The corridors on Grand and Dixwell avenues — the stretches of streets leading into the downtown area — are both currently listed as BA zones, while the Whalley Avenue corridor currently is zoned as BB. BA and BB designations are almost identical, though the latter allows for more automotive businesses. Both designations limit floor area ratio occupancy in the neighborhood to 2.0. The primary concrete proposal on Monday was to designate all three corridors in question as BD — the current zoning for downtown — which would raise the floor area occupancy to 6.0 and remove other requirements such as parking spaces.
City staffers stressed that all proposals and graphics were merely ideas and that the primary purpose of the meeting was for “discussion.” While the staffers said that they only sought to receive feedback, some attendees were skeptical.
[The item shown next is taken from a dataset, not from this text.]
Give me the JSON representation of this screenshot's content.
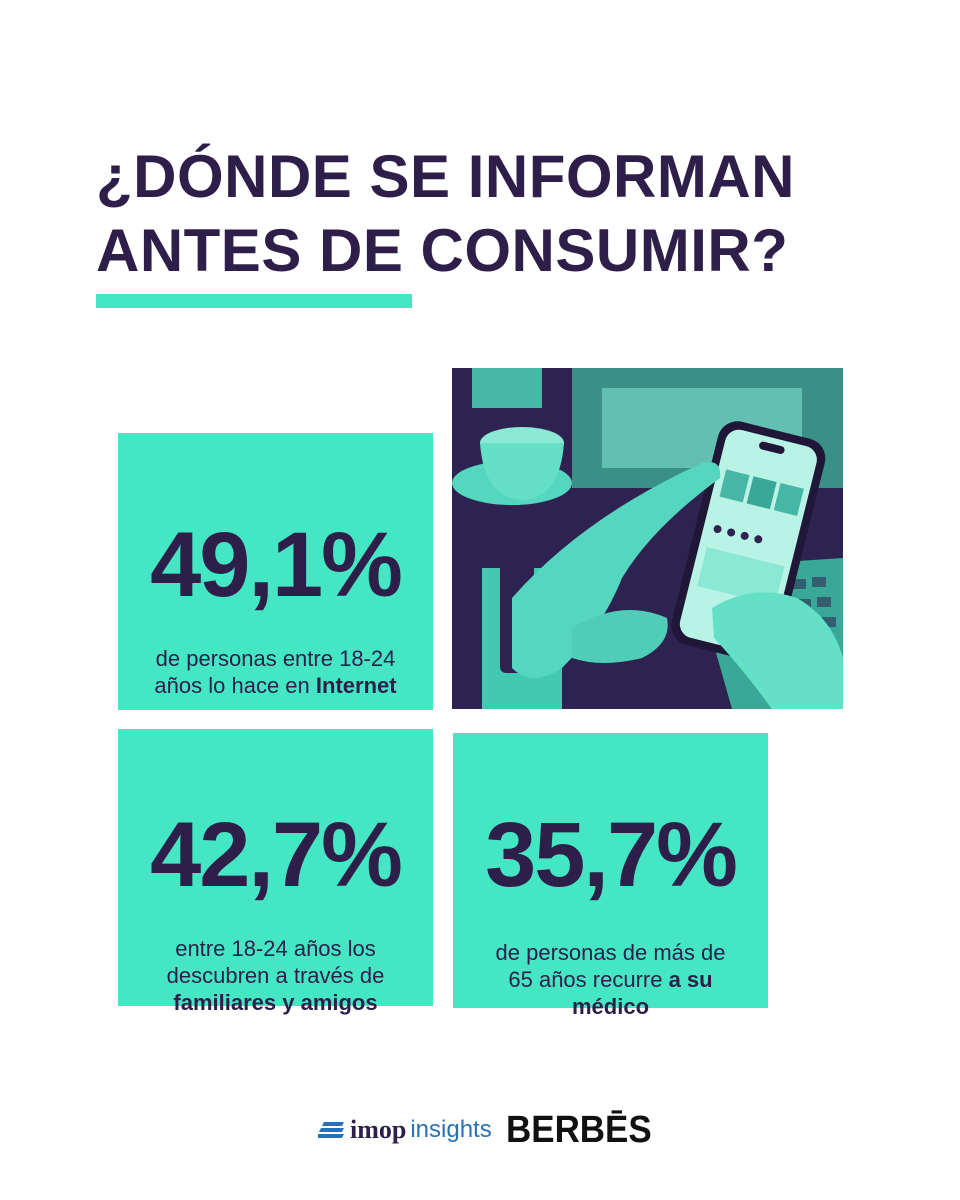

Frederick Streets, a senior pastor at the Dixwell Congregational Church — which is located in the proposed Dixwell corridor — called into question city officials’ “asking people for input [when] there’s already things going on.” Given that the city has already decided major planned developments in his neighborhood, Streets questioned how much city residents’ voices mattered relative to those of developers or other entities.
Grand, Dixwell and Whalley avenues are all populated neighborhoods, and proposals to change zoning and initiate development would affect their current populations. Attendees were particularly concerned about issues surrounding affordability and housing. New Haven has long struggled with striking the right balance between new economic development and affordable housing.
Kerry Ellington, a local community organizer, pointed out that all three areas are currently far more accessible than other neighborhoods. Ellington explained that despite the city touting several new developments — many of them publicized as including affordable units — in recent years, she herself could “not afford” most of them.
Beyond disputes over what the definition of “affordable housing” ought to be, attendees seemed to agree with Ellington that the city must answer the question of how measures such as increasing building density would impact housing for those at the lowest end of the income scale.
Although city staffers said that those were issues that would continue to be taken into account, some in attendance questioned how such fundamental issues could be separated from any questions related to development in the region.
Johnny Shively, a member of the Downtown-Wooster Square Community Management Team, called any discussions over the future of development in the corridors that did not address questions of accessibility “an incomplete conversation.” Discussions on development in the neighborhoods, he said, needed to include “answers [as to] how we are going to protect low-income residents.”
The city of New Haven includes 18.7 square miles of land.